Remember immediate sales are what we call those properties that get listed and go into contract within just a couple days. They essentially bypass the active market. They’re not in active inventory, they’re already pending. I like this stat because it gives us a really clear indication of the demand. Home buyers express their urgency when they snap up the best properties right away. Last spring there were surprising levels of demand as illustrated by growing immediate sales. This year is much weaker.

In this chart the height of each bar is the total of all the new listings in a week. The light portion are those that went into contract immediately. There are always immediate sales in any market, the best homes at the right price go quickly. During the pandemic with all the bidding wars, we saw as many as a third of new listings become immediate sales. It’s like 22% this week. 14,000 or so. Last year it was 18,000. And the difference is 80 basis points in mortgage rates. There are fewer deals, so there are fewer people jumping at them right now. 

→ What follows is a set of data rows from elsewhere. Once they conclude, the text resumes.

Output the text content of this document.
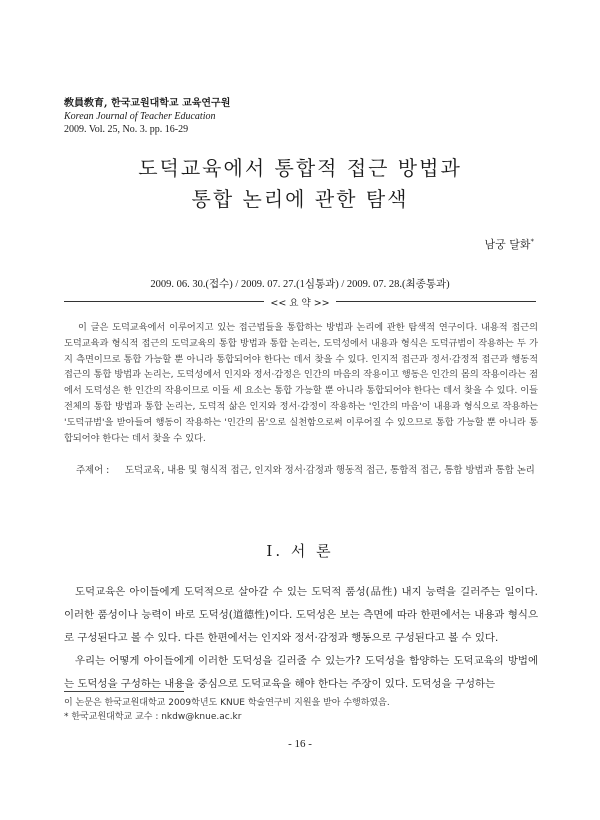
敎員敎育, 한국교원대학교 교육연구원
Korean Journal of Teacher Education
2009. Vol. 25, No. 3. pp. 16-29
도덕교육에서 통합적 접근 방법과
통합 논리에 관한 탐색
남궁 달화*
2009. 06. 30.(접수) / 2009. 07. 27.(1심통과) / 2009. 07. 28.(최종통과)
<< 요 약 >>
이 글은 도덕교육에서 이루어지고 있는 접근법들을 통합하는 방법과 논리에 관한 탐색적 연구이다. 내용적 접근의 도덕교육과 형식적 접근의 도덕교육의 통합 방법과 통합 논리는, 도덕성에서 내용과 형식은 도덕규범이 작용하는 두 가지 측면이므로 통합 가능할 뿐 아니라 통합되어야 한다는 데서 찾을 수 있다. 인지적 접근과 정서·감정적 접근과 행동적 접근의 통합 방법과 논리는, 도덕성에서 인지와 정서·감정은 인간의 마음의 작용이고 행동은 인간의 몸의 작용이라는 점에서 도덕성은 한 인간의 작용이므로 이들 세 요소는 통합 가능할 뿐 아니라 통합되어야 한다는 데서 찾을 수 있다. 이들 전체의 통합 방법과 통합 논리는, 도덕적 삶은 인지와 정서·감정이 작용하는 '인간의 마음'이 내용과 형식으로 작용하는 '도덕규범'을 받아들여 행동이 작용하는 '인간의 몸'으로 실천함으로써 이루어질 수 있으므로 통합 가능할 뿐 아니라 통합되어야 한다는 데서 찾을 수 있다.
주제어 : 도덕교육, 내용 및 형식적 접근, 인지와 정서·감정과 행동적 접근, 통합적 접근, 통합 방법과 통합 논리
I. 서 론

도덕교육은 아이들에게 도덕적으로 살아갈 수 있는 도덕적 품성(品性) 내지 능력을 길러주는 일이다. 이러한 품성이나 능력이 바로 도덕성(道德性)이다. 도덕성은 보는 측면에 따라 한편에서는 내용과 형식으로 구성된다고 볼 수 있다. 다른 한편에서는 인지와 정서·감정과 행동으로 구성된다고 볼 수 있다.

우리는 어떻게 아이들에게 이러한 도덕성을 길러줄 수 있는가? 도덕성을 함양하는 도덕교육의 방법에는 도덕성을 구성하는 내용을 중심으로 도덕교육을 해야 한다는 주장이 있다. 도덕성을 구성하는

이 논문은 한국교원대학교 2009학년도 KNUE 학술연구비 지원을 받아 수행하였음.
* 한국교원대학교 교수 : nkdw@knue.ac.kr
- 16 -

I can’t imagine how the immediate sales metric improves this spring until consumers see mortgage rates ease back down again. 


Price Reductions

Another indicator of demand we use is price reductions - the percent of homes on the market that have needed to reduce their asking prices. And that metric ticked up again this week. There are now 30.5% of the homes on the market with price cuts. That’s up just a smidge from last week. It’s easy to see exactly how home buyers wait when mortgage rates are stubbornly high. 

In this chart each line is a year. It’s not uncommon for price reductions to be starting their seasonal climb in March, but you can see how last year demand was still stronger than supply so fewer sellers each week had price cuts. This year the trajectory is reversed. It looks like in a couple weeks we’ll have more price cuts than a year ago. See at the left end of the chart. 

When we examine the question of how much inventory leads to home price declines, this is another place we can see it. See the light red line from 2022. Price cuts were just about to turn the corner and shoot higher. That steep climb was sellers finding suddenly fewer buyers. Home prices declined, on a year over year basis in Q1 of 2023. 

So let’s watch price reductions. Do they rise above the normal zone by May? That’d be your signal that inventory growth is hitting home prices. 


Home Prices


We can already see that home prices are not accelerating. They’re staying barely above last year at this time. The median price for single family homes in the US is now $429,900. That’s up a fraction from last week and just over 1% more than a year ago.  There are really no signs of strength in home prices. 

The median price of the newly listed cohort is just under $401,000. That’s a notch down from last week and a couple percent higher than last year at this time. 

You should expect home prices to climb for the rest of the spring to peak in June. We can see how sensitive this number is to changes in mortgage rates. There are buyers on the sidelines and if rates were to finally fall again, you’ll see inventory fall with new bidders, you’ll see fewer price reductions and you’ll see the leading indicators of home sales prices, like what we have here, you’ll see those climb over last year. That’s if mortgage rates ease down, but the fact is rates have been climbing. And we can absolutely see the impact on home buyers.

These are pivotal weeks for the housing market. There are home buyers and sellers sitting on the sidelines waiting for conditions to improve. And meanwhile mortgage rates are actually rising, so conditions may not be improving. If potential sellers knew the data, would they act differently?